Esophagus Treatments

  • H2 blockers:
    Histamine stimulates acid release in the stomach. Certain antihistamines called H2 blockers can reduce acid, improving GERD and esophagitis.
  • Proton pump inhibitors:
    These medicines turn off many of the acid-producing pumps in the stomach wall. Reduced stomach acid can reduce GERD symptoms, and help ulcers or esophagitis to heal.
  • Esophagectomy:
    Surgical removal of the esophagus, usually for esophageal cancer.
  • Esophageal dilation:
    A balloon is passed down the esophagus and inflated to dilate a stricture, web, or ring that interferes with swallowing.

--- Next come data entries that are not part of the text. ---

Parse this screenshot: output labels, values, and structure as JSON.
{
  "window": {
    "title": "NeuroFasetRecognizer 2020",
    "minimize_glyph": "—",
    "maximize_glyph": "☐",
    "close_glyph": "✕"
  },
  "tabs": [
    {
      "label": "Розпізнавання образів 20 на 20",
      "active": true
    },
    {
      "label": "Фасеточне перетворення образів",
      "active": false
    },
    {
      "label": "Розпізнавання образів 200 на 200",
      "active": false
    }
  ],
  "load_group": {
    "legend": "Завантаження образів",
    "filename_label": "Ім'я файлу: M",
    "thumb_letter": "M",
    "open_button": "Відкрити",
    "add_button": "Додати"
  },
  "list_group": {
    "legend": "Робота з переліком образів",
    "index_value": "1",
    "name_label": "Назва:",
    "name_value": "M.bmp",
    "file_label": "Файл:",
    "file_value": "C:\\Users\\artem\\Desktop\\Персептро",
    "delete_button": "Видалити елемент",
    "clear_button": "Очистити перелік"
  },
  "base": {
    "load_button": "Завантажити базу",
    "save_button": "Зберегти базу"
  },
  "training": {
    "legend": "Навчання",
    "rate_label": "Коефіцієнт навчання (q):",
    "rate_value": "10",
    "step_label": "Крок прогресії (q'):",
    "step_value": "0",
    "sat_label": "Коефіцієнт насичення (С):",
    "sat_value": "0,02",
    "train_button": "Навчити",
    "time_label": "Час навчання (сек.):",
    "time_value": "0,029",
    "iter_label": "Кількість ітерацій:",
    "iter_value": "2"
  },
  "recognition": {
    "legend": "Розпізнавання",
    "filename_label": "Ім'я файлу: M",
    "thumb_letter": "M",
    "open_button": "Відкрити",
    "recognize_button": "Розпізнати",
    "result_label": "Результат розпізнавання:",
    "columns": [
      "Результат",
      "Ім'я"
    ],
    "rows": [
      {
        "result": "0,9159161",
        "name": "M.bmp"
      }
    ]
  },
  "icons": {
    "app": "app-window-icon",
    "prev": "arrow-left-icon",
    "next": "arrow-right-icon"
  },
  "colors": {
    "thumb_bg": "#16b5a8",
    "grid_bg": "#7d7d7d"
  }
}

  • Esophageal variceal banding:
    During endoscopy, rubber band-like devices can be wrapped around esophageal varices. Banding causes varices to clot, reducing their chance of bleeding.
  • Biopsy:
    Often done through an endoscope, a small piece of the esophagus is taken to be evaluated under a microscope.
  • Confocal laser endomicroscopy:
    A new procedure that takes the microscope inside a patient, which may replace the need for many biopsies.